From WaPo:
"From 2003 to 2006, the Bush administration quietly tried to relax the draft language of a treaty meant to bar and punish "enforced disappearances" so that those overseeing the CIA's secret prison system would not be criminally prosecuted under its provisions, according to former officials and hundreds of pages of documents recently declassified by the State Department.
The aim of the global treaty, long supported by the United States, was to end official kidnappings, detentions and killings like those that plagued Latin America in the 1970s and 1980s, and that allegedly still occur in Russia, China, Iran, Colombia, Sri Lanka and elsewhere. But the documents suggest that initial U.S. support for the negotiations collided head-on with the then-undisclosed goal of seizing suspected terrorists anywhere in the world for questioning by CIA interrogators or indefinite detention by the U.S. military at foreign sites.
Instead of embracing a far-reaching ban on arrests, detentions and abductions of people without disclosing their fate or whereabouts or ensuring "the protection of the law," the United States pressed in 2004 for a more limited prohibition on intentionally placing detainees outside legal protections for "a prolonged period of time." At the time, the CIA was secretly holding about a dozen prisoners."
While the birthers, racists, and glue-sniffers in general are busy screaming Commie and demanding resignations from people who broke no law, they have entirely supported the criminal enterprise known as the Bush Cheney cabal. Wonder why that is?
What is more dangerous, a person who briefly flirted with Marxism in college or a group of people in positions of government who conspired not only to violate Article 6 of the US Constitution, but the treaties we are signatories onto? Is a word (Marxism) more dangerous than an actual crime? It is, for people whose Christianity has nothing to do with the bible; whose compassion has nothing to do with those less fortunate; whose fight for "life" has nothing to do with the already living, breathing and walking whatsoever. No, for these people, it is the map of the country they defend, not the actual country. It is the flag they defend, not the Constitution. It is pointless, costly wars that they defend, but not the soldiers who return from them.

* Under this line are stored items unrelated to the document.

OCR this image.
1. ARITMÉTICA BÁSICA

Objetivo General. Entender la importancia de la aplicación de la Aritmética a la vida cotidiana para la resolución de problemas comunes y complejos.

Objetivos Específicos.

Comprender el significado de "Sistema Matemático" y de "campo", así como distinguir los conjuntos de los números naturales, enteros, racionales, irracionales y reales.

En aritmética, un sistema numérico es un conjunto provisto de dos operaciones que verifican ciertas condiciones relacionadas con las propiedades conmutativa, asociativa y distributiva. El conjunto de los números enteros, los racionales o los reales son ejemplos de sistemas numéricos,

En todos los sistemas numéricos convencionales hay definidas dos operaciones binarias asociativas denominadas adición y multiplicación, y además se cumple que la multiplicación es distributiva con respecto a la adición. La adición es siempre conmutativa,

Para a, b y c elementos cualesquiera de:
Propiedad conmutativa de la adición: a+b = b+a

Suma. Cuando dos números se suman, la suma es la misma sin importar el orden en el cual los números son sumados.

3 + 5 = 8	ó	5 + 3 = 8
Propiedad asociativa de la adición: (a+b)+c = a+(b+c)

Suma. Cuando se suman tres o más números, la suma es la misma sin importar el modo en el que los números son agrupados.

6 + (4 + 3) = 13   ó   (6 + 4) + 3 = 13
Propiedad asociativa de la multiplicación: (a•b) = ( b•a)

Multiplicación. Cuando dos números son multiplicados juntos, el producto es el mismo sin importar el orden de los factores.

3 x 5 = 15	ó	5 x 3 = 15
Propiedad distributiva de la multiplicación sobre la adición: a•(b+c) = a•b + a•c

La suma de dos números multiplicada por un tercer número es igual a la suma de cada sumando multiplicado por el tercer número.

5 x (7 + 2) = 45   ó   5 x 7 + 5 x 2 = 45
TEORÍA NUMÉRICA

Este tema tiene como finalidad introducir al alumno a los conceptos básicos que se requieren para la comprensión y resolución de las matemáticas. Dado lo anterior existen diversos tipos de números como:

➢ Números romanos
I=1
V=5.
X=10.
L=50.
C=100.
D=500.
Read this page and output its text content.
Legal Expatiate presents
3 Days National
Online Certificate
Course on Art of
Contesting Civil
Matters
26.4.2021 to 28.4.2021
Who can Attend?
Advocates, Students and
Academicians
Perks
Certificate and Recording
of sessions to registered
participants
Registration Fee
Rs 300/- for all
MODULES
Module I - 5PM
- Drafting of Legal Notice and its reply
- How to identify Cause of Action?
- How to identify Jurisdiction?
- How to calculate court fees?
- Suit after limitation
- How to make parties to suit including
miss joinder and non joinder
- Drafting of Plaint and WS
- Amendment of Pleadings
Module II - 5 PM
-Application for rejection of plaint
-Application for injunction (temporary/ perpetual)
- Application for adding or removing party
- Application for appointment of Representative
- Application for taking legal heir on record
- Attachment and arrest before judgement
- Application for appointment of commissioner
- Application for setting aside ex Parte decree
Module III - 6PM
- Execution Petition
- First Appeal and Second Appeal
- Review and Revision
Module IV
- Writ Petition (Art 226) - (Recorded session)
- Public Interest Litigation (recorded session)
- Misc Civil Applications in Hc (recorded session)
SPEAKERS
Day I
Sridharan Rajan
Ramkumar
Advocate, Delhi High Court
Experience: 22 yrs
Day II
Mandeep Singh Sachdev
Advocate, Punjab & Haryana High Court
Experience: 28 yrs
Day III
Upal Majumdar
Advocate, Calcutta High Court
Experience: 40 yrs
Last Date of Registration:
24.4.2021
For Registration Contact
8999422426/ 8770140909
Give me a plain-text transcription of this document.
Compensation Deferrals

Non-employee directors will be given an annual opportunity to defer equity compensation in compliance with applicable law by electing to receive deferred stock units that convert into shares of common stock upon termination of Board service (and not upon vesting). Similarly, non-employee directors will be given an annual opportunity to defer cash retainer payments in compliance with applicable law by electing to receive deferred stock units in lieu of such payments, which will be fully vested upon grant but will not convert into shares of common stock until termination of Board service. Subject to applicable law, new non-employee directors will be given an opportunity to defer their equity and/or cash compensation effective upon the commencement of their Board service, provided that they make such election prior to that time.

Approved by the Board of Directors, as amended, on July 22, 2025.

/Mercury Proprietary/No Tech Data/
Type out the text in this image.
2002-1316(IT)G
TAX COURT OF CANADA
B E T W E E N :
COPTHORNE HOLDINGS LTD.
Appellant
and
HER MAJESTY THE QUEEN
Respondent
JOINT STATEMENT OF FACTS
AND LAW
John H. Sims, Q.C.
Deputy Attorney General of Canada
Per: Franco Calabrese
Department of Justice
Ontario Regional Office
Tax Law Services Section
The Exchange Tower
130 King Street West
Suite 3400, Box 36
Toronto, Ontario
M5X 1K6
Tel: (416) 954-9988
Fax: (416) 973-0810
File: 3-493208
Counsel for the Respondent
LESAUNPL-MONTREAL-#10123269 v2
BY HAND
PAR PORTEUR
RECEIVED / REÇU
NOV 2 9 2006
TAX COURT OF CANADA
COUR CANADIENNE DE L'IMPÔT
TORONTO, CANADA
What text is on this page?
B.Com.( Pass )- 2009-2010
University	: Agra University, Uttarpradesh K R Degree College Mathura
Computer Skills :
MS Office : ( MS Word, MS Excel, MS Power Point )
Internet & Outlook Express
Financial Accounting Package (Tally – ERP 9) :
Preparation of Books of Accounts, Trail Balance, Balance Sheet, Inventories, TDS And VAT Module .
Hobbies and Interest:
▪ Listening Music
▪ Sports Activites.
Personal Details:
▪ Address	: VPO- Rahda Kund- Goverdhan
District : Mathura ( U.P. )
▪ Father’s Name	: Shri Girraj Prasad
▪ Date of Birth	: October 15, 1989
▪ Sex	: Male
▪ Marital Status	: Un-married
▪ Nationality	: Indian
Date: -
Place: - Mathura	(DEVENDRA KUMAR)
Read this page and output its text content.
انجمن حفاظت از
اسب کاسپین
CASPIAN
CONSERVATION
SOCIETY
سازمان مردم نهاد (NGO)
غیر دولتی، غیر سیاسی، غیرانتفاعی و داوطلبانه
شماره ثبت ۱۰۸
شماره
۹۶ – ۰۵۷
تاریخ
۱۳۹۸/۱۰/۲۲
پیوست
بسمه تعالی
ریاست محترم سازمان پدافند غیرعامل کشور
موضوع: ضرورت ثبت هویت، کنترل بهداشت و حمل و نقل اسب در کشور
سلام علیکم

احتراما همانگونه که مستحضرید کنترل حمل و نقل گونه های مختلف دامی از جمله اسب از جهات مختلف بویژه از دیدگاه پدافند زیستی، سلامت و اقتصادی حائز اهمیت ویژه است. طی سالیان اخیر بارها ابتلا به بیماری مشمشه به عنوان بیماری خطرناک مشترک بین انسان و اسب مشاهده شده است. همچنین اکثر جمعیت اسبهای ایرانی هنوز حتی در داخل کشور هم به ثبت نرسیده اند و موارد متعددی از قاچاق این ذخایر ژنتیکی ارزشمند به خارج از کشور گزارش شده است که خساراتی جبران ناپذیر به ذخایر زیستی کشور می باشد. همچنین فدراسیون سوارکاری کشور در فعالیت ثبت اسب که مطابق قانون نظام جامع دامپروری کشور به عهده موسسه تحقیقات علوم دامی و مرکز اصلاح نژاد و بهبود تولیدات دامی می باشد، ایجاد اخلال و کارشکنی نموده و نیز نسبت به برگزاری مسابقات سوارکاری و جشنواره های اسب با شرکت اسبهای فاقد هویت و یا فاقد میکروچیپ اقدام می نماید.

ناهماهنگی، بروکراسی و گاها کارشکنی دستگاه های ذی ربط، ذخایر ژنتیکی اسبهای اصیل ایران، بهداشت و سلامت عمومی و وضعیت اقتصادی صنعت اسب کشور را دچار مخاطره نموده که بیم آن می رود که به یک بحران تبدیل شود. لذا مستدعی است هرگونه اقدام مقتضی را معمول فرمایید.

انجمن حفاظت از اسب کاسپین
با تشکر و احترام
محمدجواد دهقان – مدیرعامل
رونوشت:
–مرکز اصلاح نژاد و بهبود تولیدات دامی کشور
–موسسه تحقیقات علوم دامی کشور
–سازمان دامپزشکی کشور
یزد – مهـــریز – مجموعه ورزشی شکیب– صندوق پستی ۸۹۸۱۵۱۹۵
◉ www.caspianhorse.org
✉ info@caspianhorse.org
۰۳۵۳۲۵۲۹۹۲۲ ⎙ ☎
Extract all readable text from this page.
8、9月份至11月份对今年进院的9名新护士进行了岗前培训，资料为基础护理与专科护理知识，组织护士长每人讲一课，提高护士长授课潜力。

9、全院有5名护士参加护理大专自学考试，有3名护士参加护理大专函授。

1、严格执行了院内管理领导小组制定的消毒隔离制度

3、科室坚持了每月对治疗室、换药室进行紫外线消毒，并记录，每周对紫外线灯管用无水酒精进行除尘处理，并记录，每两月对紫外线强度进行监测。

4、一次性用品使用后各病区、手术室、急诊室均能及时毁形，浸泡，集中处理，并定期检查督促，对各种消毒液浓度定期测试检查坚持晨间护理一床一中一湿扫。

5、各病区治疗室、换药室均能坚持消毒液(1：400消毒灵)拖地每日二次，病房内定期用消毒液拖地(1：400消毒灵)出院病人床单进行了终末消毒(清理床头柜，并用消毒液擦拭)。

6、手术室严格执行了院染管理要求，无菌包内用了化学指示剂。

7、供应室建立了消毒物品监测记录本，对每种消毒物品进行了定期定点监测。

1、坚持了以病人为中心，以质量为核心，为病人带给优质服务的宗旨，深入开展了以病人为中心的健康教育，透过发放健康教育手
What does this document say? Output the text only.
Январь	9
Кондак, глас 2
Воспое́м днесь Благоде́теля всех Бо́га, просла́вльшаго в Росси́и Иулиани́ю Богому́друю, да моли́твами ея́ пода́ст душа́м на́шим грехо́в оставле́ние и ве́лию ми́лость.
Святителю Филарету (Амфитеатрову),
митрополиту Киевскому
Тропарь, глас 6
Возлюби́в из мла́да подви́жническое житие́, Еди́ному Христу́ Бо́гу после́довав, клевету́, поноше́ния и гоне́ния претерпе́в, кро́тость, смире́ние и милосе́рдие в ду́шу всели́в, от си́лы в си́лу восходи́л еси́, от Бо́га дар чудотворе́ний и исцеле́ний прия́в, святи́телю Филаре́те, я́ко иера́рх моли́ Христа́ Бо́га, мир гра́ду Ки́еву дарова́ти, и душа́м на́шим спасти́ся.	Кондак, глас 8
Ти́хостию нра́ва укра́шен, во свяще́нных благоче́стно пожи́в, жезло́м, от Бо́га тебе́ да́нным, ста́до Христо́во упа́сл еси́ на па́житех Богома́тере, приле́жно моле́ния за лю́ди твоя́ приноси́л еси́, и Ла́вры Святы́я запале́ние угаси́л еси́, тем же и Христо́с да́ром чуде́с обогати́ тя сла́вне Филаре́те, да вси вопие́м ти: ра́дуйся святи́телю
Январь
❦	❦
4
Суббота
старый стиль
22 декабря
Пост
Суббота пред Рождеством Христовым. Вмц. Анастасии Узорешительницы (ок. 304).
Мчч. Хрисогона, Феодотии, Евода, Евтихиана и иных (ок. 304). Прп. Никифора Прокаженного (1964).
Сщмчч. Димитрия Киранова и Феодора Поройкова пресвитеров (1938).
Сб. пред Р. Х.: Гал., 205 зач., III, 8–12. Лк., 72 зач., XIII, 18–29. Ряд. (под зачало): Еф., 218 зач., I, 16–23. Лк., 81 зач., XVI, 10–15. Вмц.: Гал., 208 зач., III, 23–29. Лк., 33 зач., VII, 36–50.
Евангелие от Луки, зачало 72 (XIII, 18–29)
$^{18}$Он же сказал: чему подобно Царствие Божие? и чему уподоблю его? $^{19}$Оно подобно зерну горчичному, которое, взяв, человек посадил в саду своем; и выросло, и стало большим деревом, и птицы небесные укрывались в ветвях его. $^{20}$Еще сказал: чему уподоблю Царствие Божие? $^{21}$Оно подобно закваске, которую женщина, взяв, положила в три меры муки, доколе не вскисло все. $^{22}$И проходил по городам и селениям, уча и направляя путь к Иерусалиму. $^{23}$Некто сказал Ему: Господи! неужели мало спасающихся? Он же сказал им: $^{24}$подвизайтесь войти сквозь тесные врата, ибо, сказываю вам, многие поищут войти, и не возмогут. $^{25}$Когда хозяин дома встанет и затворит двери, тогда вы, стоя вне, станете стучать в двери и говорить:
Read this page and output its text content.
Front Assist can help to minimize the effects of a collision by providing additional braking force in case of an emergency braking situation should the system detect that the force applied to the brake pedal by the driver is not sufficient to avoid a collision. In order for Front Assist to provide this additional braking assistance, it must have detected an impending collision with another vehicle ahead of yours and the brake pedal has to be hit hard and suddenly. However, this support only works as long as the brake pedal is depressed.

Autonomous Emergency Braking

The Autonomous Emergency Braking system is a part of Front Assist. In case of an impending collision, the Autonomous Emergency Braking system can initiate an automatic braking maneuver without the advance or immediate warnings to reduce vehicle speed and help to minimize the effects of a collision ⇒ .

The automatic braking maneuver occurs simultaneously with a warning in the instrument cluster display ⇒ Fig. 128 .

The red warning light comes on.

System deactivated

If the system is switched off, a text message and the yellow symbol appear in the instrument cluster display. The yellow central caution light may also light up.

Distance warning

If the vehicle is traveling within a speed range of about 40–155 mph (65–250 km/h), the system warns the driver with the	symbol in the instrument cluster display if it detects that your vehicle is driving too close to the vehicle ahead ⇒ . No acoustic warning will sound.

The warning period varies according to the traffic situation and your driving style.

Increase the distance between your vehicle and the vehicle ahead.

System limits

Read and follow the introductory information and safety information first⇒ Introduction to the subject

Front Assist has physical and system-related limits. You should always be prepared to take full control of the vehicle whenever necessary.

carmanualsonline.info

I think it is clear that people who continue to defend and protect those involved in torture, kidnappings, and indefinite detention should be called out for what they are on a regular basis: collaborators. They need to be labeled openly and shamed often.
As for members of the Bush-Cheney cabal who engaged in these crimes, there is no question what needs to be done and if we - the US - won't do it, then another country will - to our everlasting shame. Prosecution is the only option for those who hold the Constitution to be the law of the land - which it is, and for those who love their country enough to not want such a legacy attached to it.
Next time Michelle Malkin cries over the human rights in abuses in Iran, she better be ready for a serious fight - pen to pen. I am sick of these soulless, brainless, paid shills defending the indefensible in their own country while screaming in horror about it when it occurs in another nation.